Is success making us miserable?

As the world spins out of control, we turn a blind eye. Harder, better, faster, stronger. We race for success, but what do we win?

Our thirst for success wins the wrong awards.

  1. Champions of anxiety per capita

  2. Top leader in single-parent households

  3. Masters of substance abuse

  4. Foremost in teen pregnancy rates

  5. Pornography production frontrunners

  6. Incarceration rate champs

But there’s a solution to this mess: Don’t push your way to the front; don’t fight your way to the top. Put yourself aside and serve others. Help them get ahead. Don’t obsess with your own success. Forget yourself and lend a helping hand.

Philippians 2:3

Adapted from The Message, © 1993, 2002, 2018 by Eugene H. Peterson.

True success looks different.

Invite your neighbors over for food and friendship.

Surprise a friend with coffee just because.

Uplift your spouse in prayer every day.

Reconnect with an estranged family member.

Step in to support your team beyond your duties.

Ask your kids to play before they ask you.

Our self-centered nature resists this radical idea of success with all its might.

So we dare.

We dare to reject what isn’t working and never will. To renounce the Church of Me and chase the heart of Christ.

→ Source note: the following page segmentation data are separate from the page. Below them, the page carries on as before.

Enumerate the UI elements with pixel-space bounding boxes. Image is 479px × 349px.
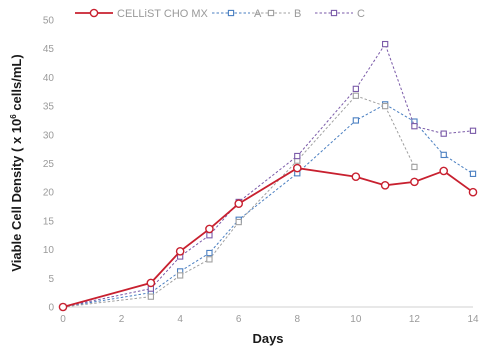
y-tick-label-35: 35: [43, 102, 55, 113]
series-1-point-3: [206, 249, 213, 257]
series-2-point-3: [206, 256, 213, 263]
y-tick-label-30: 30: [43, 130, 55, 141]
legend-item-1: A: [212, 8, 262, 20]
y-tick-label-15: 15: [43, 216, 55, 227]
legend-item-1-marker: [227, 9, 235, 17]
y-tick-label-40: 40: [43, 73, 55, 84]
x-tick-label-12: 12: [409, 314, 421, 325]
legend-item-2: B: [252, 8, 301, 20]
legend-item-1-label: A: [254, 8, 262, 20]
series-2-point-2: [176, 272, 184, 279]
series-2-point-6: [352, 92, 360, 99]
x-tick-label-2: 2: [119, 314, 125, 325]
series-1: [59, 101, 477, 311]
series-0-point-9: [439, 166, 449, 176]
legend-item-3-label: C: [357, 8, 365, 20]
series-2-point-7: [381, 102, 389, 110]
axes: 0 5 10 15 20 25 30 35 40 45 50 0 2 4 6 8 10 12 14: [43, 16, 479, 326]
x-axis-title: Days: [252, 331, 283, 346]
series-0-point-2: [175, 247, 185, 256]
series-0-point-0: [58, 302, 68, 312]
series-2-point-8: [411, 163, 418, 171]
series-1-point-10: [469, 170, 477, 177]
series-3-point-9: [440, 130, 447, 137]
series-0-point-10: [468, 187, 478, 197]
series-0-point-5: [292, 163, 302, 173]
legend-item-0: CELLiST CHO MX: [75, 8, 209, 20]
series-2-point-1: [147, 293, 155, 300]
legend-item-0-label: CELLiST CHO MX: [117, 8, 209, 20]
series-0-point-4: [234, 199, 244, 208]
y-axis-title: Viable Cell Density ( x 106 cells/mL): [9, 54, 24, 271]
series-1-point-9: [440, 151, 447, 159]
y-tick-label-20: 20: [43, 188, 55, 199]
series-layer: [58, 40, 478, 312]
series-0-point-6: [351, 172, 361, 182]
x-tick-label-4: 4: [177, 314, 183, 325]
series-0-point-7: [380, 181, 390, 190]
x-tick-label-6: 6: [236, 314, 242, 325]
legend-item-3-marker: [330, 9, 338, 17]
series-3-point-10: [469, 127, 477, 134]
y-tick-label-50: 50: [43, 16, 55, 27]
series-3-line: [62, 42, 474, 308]
legend-item-2-marker: [267, 9, 275, 17]
series-0-line: [62, 167, 474, 308]
x-tick-label-10: 10: [350, 314, 362, 325]
y-axis-title-unit: cells/mL): [9, 54, 24, 114]
legend-item-0-marker: [89, 8, 99, 18]
series-1-line: [62, 103, 474, 308]
legend-item-3: C: [315, 8, 365, 20]
series-3-point-5: [294, 152, 301, 160]
series-0-point-1: [146, 278, 156, 288]
series-2-line: [62, 95, 415, 308]
series-0: [58, 163, 478, 312]
series-0-point-3: [205, 224, 214, 234]
series-3-point-8: [411, 123, 418, 130]
y-tick-label-10: 10: [43, 245, 55, 256]
series-0-point-8: [410, 177, 419, 187]
y-axis-title-exponent: 6: [9, 114, 18, 119]
y-tick-label-45: 45: [43, 44, 55, 55]
x-tick-label-8: 8: [295, 314, 301, 325]
series-3: [59, 40, 477, 311]
series-1-point-6: [352, 117, 360, 124]
series-3-point-6: [352, 85, 360, 93]
y-tick-label-25: 25: [43, 159, 55, 170]
series-3-point-7: [381, 40, 389, 48]
series-3-point-3: [206, 232, 213, 239]
legend: CELLiST CHO MX A B C: [75, 8, 365, 20]
x-tick-label-14: 14: [467, 314, 479, 325]
x-tick-label-0: 0: [60, 314, 66, 325]
y-tick-label-0: 0: [48, 303, 54, 314]
y-axis-title-main: Viable Cell Density ( x 10: [9, 119, 24, 272]
legend-item-2-label: B: [294, 8, 301, 20]
series-2-point-4: [235, 218, 242, 226]
y-tick-label-5: 5: [48, 274, 54, 285]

We dare to kneel low and lift others high. To serve without benefit, to give without gain. We dare to embrace the pain of love, no matter the cost. To make Christ irresistible to our world.

We dare to kneel.

The paradoxical heart of Christ is intricately woven through 66 books and 1,189 chapters of the Bible. Sometimes clearly evident, other times cleverly hidden—but always, all for you.